Some saw it as a sacrifice for the good of the state, but the honor could just as easily have gone to the Vineyard. The merger agreement required that one of the two hospitals drop its critical access status.

“Having two critical access hospitals costs the state of Massachusetts an estimated $250 million in Medicare payments, including tens of millions denied to hospitals affiliated with Partners,” the Gazette reported at the time.

“It was a strategic decision, mapping out a network,” Sally Mason Boemer, chief financial officer of Massachusetts General Hospital, which co-founded the Partners system, said a few months prior to the merger. “The change from critical access to rural has the potential to help hospitals across the state of Massachusetts.”

Nantucket Cottage Hospital made the switch in 2008, with Partners estimating additional reimbursements of around $50 million. Meanwhile, the Vineyard remains one of the few critical access hospitals in the state. As such, it stands apart from the more common prospective payment system hospitals, where Medicare reimbursements are based on a fixed amount and subject to the rural floor.

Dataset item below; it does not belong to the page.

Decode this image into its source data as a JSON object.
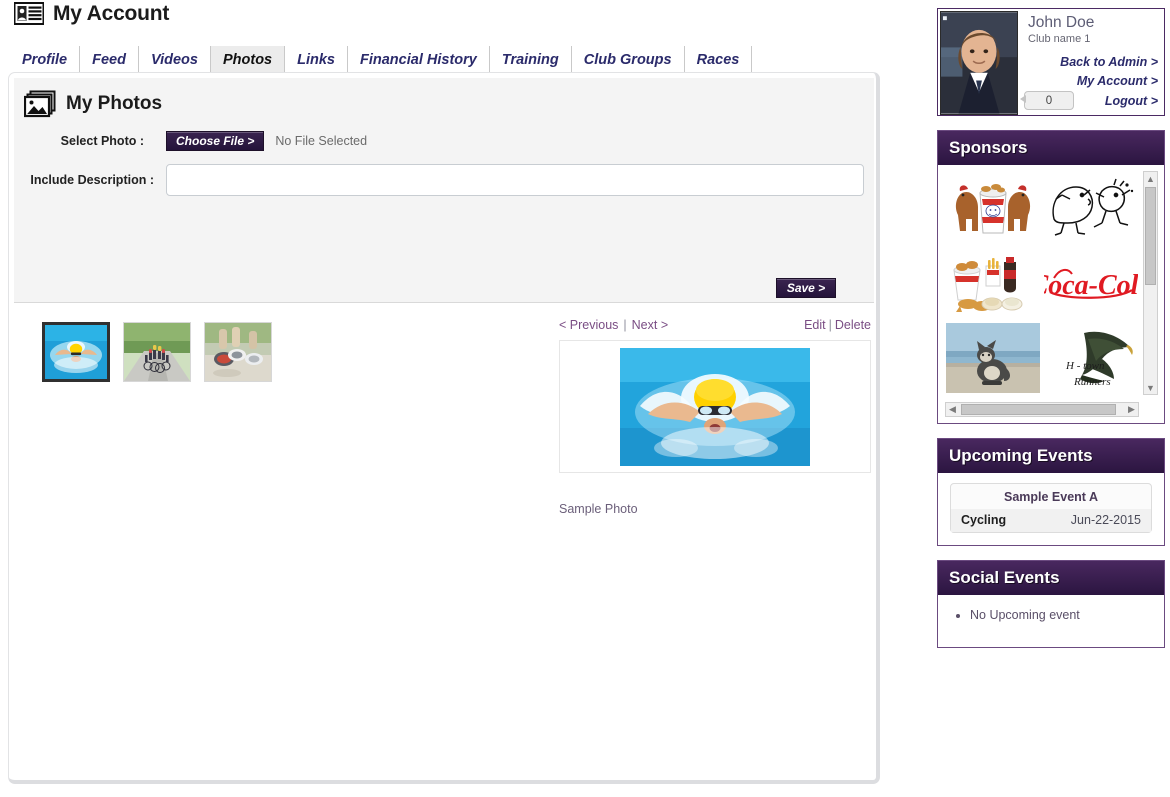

Mr. Walsh was largely responsible for the hospital’s critical access designation. “When I got here they weren’t going to convert to critical access but I convinced them that was probably the right thing to do, because it was really designed for small hospitals,” he said. “And I think it’s turned out to our benefit over the long run.”

Many have criticized Massachusetts as gaming the system at the expense of the other states. They point to a single amendment in the Affordable Care Act in 2010 that applied “budget neutrality” to the state’s rural floor, in effect tying it to national Medicare funds rather than the state’s allocation.

Reimbursements in Massachusetts are by far the highest in the country. A few years ago, a coalition of 21 states led an unsuccessful drive to reform the system, which some have called the Bay State Boondoggle. The American Hospital Association has called the system “greatly flawed,” and the CMS itself has recommended reforms to eliminate the provision.

“There has been a lot of talk about trying to find a new method of doing that wage adjustment,” Mr. Walsh said. “But to date, I don’t think anything has changed.”

Fallout from the recent error could ripple across the state. “If they were benefitting from the rural floor, then they’d see a very serious and significant decline in Medicare payments for this coming year,” said Mr. Gens, referring to the fiscal year beginning Oct. 1. In general, he said, the Boston area would not be affected, since those wages have been rising. The rural floor is recalculated every year.

Mr. Copp believes the effects would be felt across the board, implying that a hit to the Partners system could even affect the Vineyard. But he said the process for dealing with the error was straightforward. Eventually, CMS will decide whether to accept the corrected data. It will also have the final say in the auditing question.

“We believe the federal government has the responsibility to use the corrected data,” Mr. Copp said, adding that all hospitals in the state are working with the congressional delegation to make the case in Washington. Mr. Gens agreed that “CMS should use the best, most accurate data in calculating what the area wage index should be for Massachusetts or any state. We hope that’s their conclusion, but it’s under review.”

A spokesman for the Center of Medicare and Medicaid did not respond to questions from the Gazette this week, but said in an email that the appeal of the Medicare audit was also under review.